The ASX 200 continued its rally on Friday with all sectors higher, but it was not enough to erase a second week of losses for the stock with mining, technology and energy stocks all down over the past five days.
The ASX 200 closed at its highest point of the day, up 1.1 percent, or 78.1 points at 7,345. All sectors finished higher, led by tech stocks, after a big rally on Wall St during the evening.
The tech sector rose more than 1.8 percent but ended the week down 2 percent, while mining and the energy sector were also down more than 1 percent for the week.
Randal Jenneke, head of Australian equities at T. Rowe Price, said the market’s performance this week does not hide Australia’s relative attractiveness to foreign investors, as US markets face inflation concerns and the Ukraine war weighs on European markets.
“We believe the strong commodity price environment, high domestic savings and tight labor market will help support the economy,” he said.

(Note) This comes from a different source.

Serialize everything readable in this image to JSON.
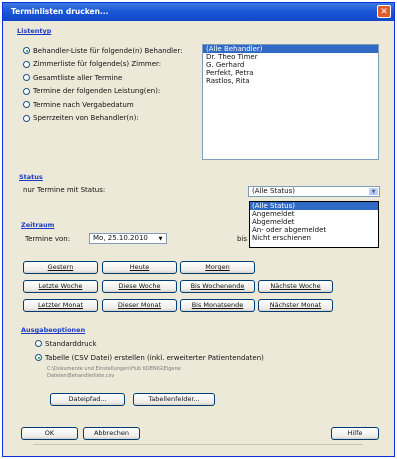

“The recent rise in prices across the entire commodity complex, from agriculture to metals, provides a huge improvement to our terms of trade.”
The earnings outlook for the Australian stock market has also improved, relative to its peers.
“These factors combined with the relatively stronger economic outlook have driven a higher allocation to Australia by global asset allocators, who for the first time in many years are increasing their weighting in the Australian stock market,” Jenneke said.
Some of the big movers on Friday included online retailer Kogan, which sank below $4 to a 3-year low after reporting a bearish start to the new financial year. The company’s sales fell and the business posted a loss as consumer demand waned.
PointsBet shares lead the ASX 200 gains and rose as much as 15 per cent after the online sportsbook revealed strong quarterly turnover growth, fueled by the expansion of its US operations.
Shares of Origin Energy rose after reporting it more than doubled revenue from liquefied gas exports in the past three months as it battled a wave of rising commodity prices.
Resmed shares fell more than 4 percent after the group said a shortage of semiconductor chips will limit the profit the company can make from the withdrawal of its main competitor, Philips.